KB-1B63

Process Discovery — 02 Runtime/Correlation Model

5 min read Revision 1
process-discoverycorrelationruntimeprocess-run-idmodel2026-06-04

02 — Runtime / Correlation Model (Workstream A)

The canonical runtime identity model for process discovery. Design only; the durable substrate is in doc 04.

2.1 Identity fields

field type grain meaning
process_run_id uuid one per process run the run of a whole discovered process
correlation_id text shared across all components of a run the wire-level join key; reuse event_outbox.correlation_id convention
component_run_id uuid one per component execution a single DOT/job-step/workflow-step run
parent_run_id uuid nesting parent process run for nested/sub-process runs
process_candidate_code text pre-canon e.g. PROC-CAND:dot:kg
process_definition_code text post-canon set only after owner birth
dot_code text component DOT code / job_kind / workflow step ref
event_code text component maps to event_type_registry.event_type (process.*)
queue_job_id uuid component link to job_queue.job_id when a step is queue-backed
input_ref / output_ref text component provenance of consumed/produced artifacts
status text both observed/started/step_started/step_completed/completed/failed/stuck/cancelled/orphan
started_at / ended_at timestamptz both real wall-clock
error_ref text both pointer to error/last_error/system_issue
evidence_ref jsonb both structured proof (rows touched, hashes, gate snapshot)
source_system text both dot_runtime / job_queue / workflow_engine
idempotency_key text both dedupe; mirrors job_queue.idempotency_key

2.2 Rules (the contract)

  1. One process_run_id per process run. Minted by whoever orchestrates the run.
  2. One component_run_id per component execution. Always references its process_run_id (or is explicitly standalone with process_run_id IS NULL).
  3. Every DOT execution belongs to a process_run_id or is explicitly standalone. No anonymous runs.
  4. Producer/verifier pairs share correlation_id. This is what lets EXTRACT→VALIDATE stitch into one process run — the single change that moves TYPE_1 DOT families from runtime_missing to verified_candidate.
  5. Nested runs use parent_run_id. A workflow that fans out to DOT sub-runs links children up.
  6. Events carry correlation_id (and process_run_id in safe_payload). event_outbox already has the column; emitters populate it.
  7. No-hardcode. All keys are generic (process_run_id, correlation_id, dot_code, run_id, job_kind, process_code). Nothing is KG-specific.

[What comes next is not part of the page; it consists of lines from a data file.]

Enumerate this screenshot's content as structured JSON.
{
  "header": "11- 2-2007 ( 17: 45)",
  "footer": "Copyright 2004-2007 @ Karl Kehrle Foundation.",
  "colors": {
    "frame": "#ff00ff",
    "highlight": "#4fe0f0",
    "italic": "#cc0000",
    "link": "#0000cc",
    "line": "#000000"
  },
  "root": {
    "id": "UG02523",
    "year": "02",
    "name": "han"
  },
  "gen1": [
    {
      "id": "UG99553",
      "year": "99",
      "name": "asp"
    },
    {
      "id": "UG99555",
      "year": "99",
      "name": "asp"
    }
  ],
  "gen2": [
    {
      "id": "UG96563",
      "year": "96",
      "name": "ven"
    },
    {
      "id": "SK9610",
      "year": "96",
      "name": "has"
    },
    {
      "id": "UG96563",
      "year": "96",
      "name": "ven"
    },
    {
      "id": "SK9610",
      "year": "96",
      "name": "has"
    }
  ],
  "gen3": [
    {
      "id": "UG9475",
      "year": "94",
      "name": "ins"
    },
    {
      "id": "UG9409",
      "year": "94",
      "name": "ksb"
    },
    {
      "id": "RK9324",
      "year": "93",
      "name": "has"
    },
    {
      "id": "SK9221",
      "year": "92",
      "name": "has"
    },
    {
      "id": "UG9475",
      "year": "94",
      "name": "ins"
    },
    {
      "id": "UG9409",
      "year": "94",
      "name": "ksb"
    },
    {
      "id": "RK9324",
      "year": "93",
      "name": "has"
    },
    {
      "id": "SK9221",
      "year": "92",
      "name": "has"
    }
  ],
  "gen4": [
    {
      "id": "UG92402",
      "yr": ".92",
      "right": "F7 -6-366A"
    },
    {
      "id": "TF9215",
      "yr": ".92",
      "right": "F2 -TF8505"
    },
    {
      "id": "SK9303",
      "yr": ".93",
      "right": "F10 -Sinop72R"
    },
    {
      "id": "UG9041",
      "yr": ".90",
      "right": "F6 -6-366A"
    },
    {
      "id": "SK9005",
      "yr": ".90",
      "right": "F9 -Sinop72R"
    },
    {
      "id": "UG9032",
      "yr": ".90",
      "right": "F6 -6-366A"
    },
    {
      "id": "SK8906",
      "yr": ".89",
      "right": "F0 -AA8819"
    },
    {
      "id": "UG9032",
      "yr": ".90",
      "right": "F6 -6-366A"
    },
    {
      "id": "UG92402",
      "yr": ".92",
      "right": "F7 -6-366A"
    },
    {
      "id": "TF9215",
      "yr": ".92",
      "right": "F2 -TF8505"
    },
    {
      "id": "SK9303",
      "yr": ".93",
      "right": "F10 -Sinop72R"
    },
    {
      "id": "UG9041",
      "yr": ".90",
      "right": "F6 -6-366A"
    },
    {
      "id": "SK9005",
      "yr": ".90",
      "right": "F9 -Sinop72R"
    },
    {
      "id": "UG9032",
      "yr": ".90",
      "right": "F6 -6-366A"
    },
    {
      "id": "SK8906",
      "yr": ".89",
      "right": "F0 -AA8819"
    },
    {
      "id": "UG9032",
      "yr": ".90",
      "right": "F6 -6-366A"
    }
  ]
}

2.3 Where it lives — decision

Three options were evaluated:

  1. Extend dot_iu_command_run — ❌ wrong grain. That table is the IU-command governance ledger (plan/apply/verify of governed commands), keyed by command_name, not DOT executions. Overloading it conflates two concerns.
  2. Events-only (event_outbox/event_pending) — ❌ insufficient alone. Events are notifications, transient and lossy; they carry correlation_id but are not a queryable run ledger (no durable run header, no status lifecycle).
  3. New process_run_observation + process_component_observation ledger — ✅ chosen. A durable, queryable header+detail ledger that mirrors the proven job_queue shape (run_id, idempotency, status, timestamps, error) and reuses event_outbox.correlation_id as the wire key.

Recommended hybrid: observation ledger = source of truth for runs; event_outbox = the emission/notification lane (carrying the same correlation_id); job_queue.run_id continues to back queue pipelines and feeds the same correlation_id (already verified for job:cut). DDL in doc 04.

2.4 How verification flips on

A candidate becomes verified_candidate when, for one real run, the ledger shows: a process_run_id header with completed status, ≥2 component rows sharing that run's correlation_id (start + end / producer + verifier), and started_at/ended_at set. job:cut already meets the equivalent bar via job_queue.run_id — the model generalises that exact proof to the DOT layer.

2.5 Anti-fake rule

A run is real only if the ledger row was written by an actual execution (or a sanctioned dry-run flagged source_system='dry_run' and evidence_ref.dry_run=true). Discovery scoring must exclude dry-run rows from the verified_candidate bar — they prove the wiring, not the process. last_executed is never accepted as runtime (it is a backfill).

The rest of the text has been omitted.